NEW YORK, June 26 /PRNewswire-FirstCall/ -- CBS Corporation (NYSE: CBS.A
and CBS) announced today that it has completed its tender offer for all
outstanding shares of common stock of CNET Networks, Inc. (Nasdaq: CNET). CBS
intends to complete the acquisition in the next few business days.
The initial offering period expired at 12:00 Midnight, ET, on Friday, June
20, 2008. A subsequent offering period commenced on Monday, June 23, 2008,
and expired at 12:00 Midnight, ET, on Wednesday, June 25, 2008. As of that
time, approximately 117.9 million shares were validly tendered and accepted
for purchase pursuant to the offer. CBS Corporation will promptly pay for such
shares, at the offer price of $11.50 per share, net to the seller in cash,
without interest and less any required withholding taxes. After payment for
the shares, CBS will own, in total, approximately 78% of the outstanding
shares of CNET common stock.
CBS Corporation intends to effect a 'short-form' merger under Delaware
law, after exercising its top-up option under the merger agreement, and CNET
will become a direct, wholly-owned subsidiary of CBS Corporation. As a result
of the merger, any shares of CNET common stock not tendered will be cancelled
and (except for shares held by CBS Corporation or its subsidiaries, or shares
for which appraisal rights are properly demanded) will be converted into the
right to receive the same $11.50 in cash per share, without interest and less
any required withholding taxes, that was paid in the tender offer.

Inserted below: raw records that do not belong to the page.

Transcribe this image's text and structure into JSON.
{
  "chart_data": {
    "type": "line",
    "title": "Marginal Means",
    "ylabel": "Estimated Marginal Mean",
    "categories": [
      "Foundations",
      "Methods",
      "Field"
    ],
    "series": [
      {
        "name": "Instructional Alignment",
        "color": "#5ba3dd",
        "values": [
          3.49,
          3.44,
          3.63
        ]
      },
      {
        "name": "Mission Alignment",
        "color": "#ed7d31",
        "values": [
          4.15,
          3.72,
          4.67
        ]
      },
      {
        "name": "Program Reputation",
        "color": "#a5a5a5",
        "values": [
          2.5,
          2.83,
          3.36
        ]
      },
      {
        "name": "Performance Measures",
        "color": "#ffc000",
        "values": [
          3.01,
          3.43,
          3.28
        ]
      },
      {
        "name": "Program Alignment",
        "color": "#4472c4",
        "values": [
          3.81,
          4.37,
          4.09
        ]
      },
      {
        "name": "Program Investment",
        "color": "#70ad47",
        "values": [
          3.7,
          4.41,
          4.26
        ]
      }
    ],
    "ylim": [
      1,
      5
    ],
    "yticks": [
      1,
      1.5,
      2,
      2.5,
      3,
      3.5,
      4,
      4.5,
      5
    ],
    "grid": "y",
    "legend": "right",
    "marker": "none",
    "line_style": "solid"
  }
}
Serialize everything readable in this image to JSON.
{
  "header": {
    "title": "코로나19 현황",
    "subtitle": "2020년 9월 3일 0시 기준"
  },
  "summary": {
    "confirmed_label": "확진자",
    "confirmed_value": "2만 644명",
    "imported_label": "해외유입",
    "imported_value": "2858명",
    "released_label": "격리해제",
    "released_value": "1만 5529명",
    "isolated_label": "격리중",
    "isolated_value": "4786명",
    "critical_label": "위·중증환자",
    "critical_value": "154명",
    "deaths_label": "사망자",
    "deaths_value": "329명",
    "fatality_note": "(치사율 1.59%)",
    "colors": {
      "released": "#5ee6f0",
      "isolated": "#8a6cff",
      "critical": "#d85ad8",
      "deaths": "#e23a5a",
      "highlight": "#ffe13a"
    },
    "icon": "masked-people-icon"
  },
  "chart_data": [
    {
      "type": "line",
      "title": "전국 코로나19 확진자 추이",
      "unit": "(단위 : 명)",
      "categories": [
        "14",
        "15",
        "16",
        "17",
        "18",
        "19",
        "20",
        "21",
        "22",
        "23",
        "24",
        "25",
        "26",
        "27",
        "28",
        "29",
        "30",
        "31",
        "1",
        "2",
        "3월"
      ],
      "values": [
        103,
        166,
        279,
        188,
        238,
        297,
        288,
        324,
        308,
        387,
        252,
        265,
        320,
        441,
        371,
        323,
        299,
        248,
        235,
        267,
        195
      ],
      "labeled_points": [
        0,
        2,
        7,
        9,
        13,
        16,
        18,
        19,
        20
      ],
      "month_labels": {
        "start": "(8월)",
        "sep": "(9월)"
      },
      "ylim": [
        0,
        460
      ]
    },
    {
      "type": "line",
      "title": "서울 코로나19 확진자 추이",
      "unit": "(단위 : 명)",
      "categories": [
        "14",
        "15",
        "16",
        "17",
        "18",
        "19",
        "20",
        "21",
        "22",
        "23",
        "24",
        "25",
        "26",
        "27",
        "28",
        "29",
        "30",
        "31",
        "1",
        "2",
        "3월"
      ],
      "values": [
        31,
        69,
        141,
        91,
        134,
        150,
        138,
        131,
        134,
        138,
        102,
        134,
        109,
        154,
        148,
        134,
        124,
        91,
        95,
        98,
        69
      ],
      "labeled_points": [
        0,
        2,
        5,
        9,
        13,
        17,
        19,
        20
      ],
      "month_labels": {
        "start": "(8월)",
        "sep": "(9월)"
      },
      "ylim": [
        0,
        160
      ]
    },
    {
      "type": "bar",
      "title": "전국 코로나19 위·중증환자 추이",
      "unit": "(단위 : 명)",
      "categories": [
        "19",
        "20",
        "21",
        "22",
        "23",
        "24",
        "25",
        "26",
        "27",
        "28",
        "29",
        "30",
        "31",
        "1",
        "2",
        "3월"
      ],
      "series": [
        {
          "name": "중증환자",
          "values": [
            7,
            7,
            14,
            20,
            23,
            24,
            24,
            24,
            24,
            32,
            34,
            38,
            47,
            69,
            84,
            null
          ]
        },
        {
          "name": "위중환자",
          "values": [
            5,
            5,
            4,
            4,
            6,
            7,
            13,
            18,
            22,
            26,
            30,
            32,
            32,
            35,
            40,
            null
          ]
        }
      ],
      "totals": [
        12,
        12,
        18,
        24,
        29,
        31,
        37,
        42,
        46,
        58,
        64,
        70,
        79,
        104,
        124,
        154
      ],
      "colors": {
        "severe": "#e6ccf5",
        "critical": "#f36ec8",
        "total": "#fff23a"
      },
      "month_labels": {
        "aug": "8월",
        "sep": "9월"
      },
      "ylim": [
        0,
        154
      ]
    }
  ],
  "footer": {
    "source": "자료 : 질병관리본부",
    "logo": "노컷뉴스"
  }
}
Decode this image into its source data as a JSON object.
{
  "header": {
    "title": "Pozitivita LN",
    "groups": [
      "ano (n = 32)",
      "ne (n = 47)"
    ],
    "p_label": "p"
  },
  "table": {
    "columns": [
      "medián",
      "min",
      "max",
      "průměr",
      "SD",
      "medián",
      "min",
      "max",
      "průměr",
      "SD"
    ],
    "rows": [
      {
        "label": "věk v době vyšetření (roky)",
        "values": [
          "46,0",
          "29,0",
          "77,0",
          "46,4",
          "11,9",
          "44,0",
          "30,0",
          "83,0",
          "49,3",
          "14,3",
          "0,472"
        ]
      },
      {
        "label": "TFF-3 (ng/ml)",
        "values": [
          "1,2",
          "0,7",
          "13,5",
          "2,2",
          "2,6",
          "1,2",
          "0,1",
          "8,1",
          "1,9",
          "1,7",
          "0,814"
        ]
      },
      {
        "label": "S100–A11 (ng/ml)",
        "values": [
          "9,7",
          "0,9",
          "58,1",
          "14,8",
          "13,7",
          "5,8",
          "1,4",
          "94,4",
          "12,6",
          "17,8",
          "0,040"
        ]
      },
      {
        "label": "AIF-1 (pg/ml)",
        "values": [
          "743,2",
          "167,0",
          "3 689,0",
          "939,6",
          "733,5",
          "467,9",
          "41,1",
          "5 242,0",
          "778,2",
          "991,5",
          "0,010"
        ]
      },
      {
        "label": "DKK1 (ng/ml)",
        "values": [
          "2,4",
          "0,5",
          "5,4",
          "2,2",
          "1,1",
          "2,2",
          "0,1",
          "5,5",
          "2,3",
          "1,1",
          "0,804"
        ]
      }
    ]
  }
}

Following the merger, CNET common stock will cease to be traded on the
NASDAQ Global Market.
About CBS Corporation
CBS Corporation is a mass media company with constituent parts that reach
back to the beginnings of the broadcast industry, as well as newer businesses
that operate on the leading edge of the media industry. CBS Corporation,
through its many and varied operations, combines broad reach with
well-positioned local businesses, all of which provide it with an extensive
distribution network by which it serves audiences and advertisers in all 50
states and key international markets. It has operations in virtually every
field of media and entertainment, including broadcast television (CBS and The
CW - a joint venture between CBS Corporation and Warner Bros. Entertainment),
cable television (Showtime and CBS College Sports Network), local television
(CBS Television Stations), television production and syndication (CBS
Paramount Network Television and CBS Television Distribution), radio (CBS
Radio), advertising on out-of-home media (CBS Outdoor), publishing (Simon &
Schuster), interactive media (CBS Interactive), music (CBS Records), licensing
and merchandising (CBS Consumer Products), video/DVD (CBS Home Entertainment),
in-store media (CBS Outernet) and motion pictures (CBS Films). For more
information, log on to www.cbscorporation.com.
Additional Information
This press release is neither an offer to purchase nor a solicitation of
an offer to sell securities. The tender offer has been made pursuant to a
tender offer statement and related materials. CNET stockholders are advised
to read the tender offer statement and related materials, which have been
filed by CBS with the U.S. Securities and Exchange Commission (the 'SEC').
The tender offer statement (including the offer to purchase, letter of
transmittal and related tender offer documents) filed by CBS with the SEC and
the solicitation/recommendation statement filed by CNET with the SEC contain
important information which should be read carefully before any decision is
made with respect to the tender offer. The tender offer statement and the
solicitation/recommendation statement have been mailed to all CNET
stockholders of record.
The tender offer statement and related materials may be obtained at no
charge by directing a request by mail to MacKenzie Partners, Inc., 105 Madison
Avenue, New York, New York 10016, or by calling toll-free at (800) 322-2885,
and may also be obtained at no charge at www.cbscorporation.com and
www.cnetnetworks.com and the website maintained by the SEC at www.sec.gov.
DISCLOSURE NOTICE: The information contained in this release is as of
June 26, 2008. Except as required by law, CBS does not assume any obligation
to update any forward-looking statements contained in this release as a result
of new information or future events or developments. Some statements in this
release may constitute forward-looking statements. CBS cautions that these
forward-looking statements are subject to risks and uncertainties that may
cause actual results to differ materially from those indicated in the
forward-looking statements, including the risk that the tender offer may not
be completed or the merger may not be consummated for various reasons,
including the failure to satisfy the conditions precedent to the completion of
the acquisition. A further list and description of risks and uncertainties
can be found in CBS' Annual Report on Form 10-K for the fiscal year ended
December 31, 2007 and in its periodic reports on Forms 10-Q and 8-K.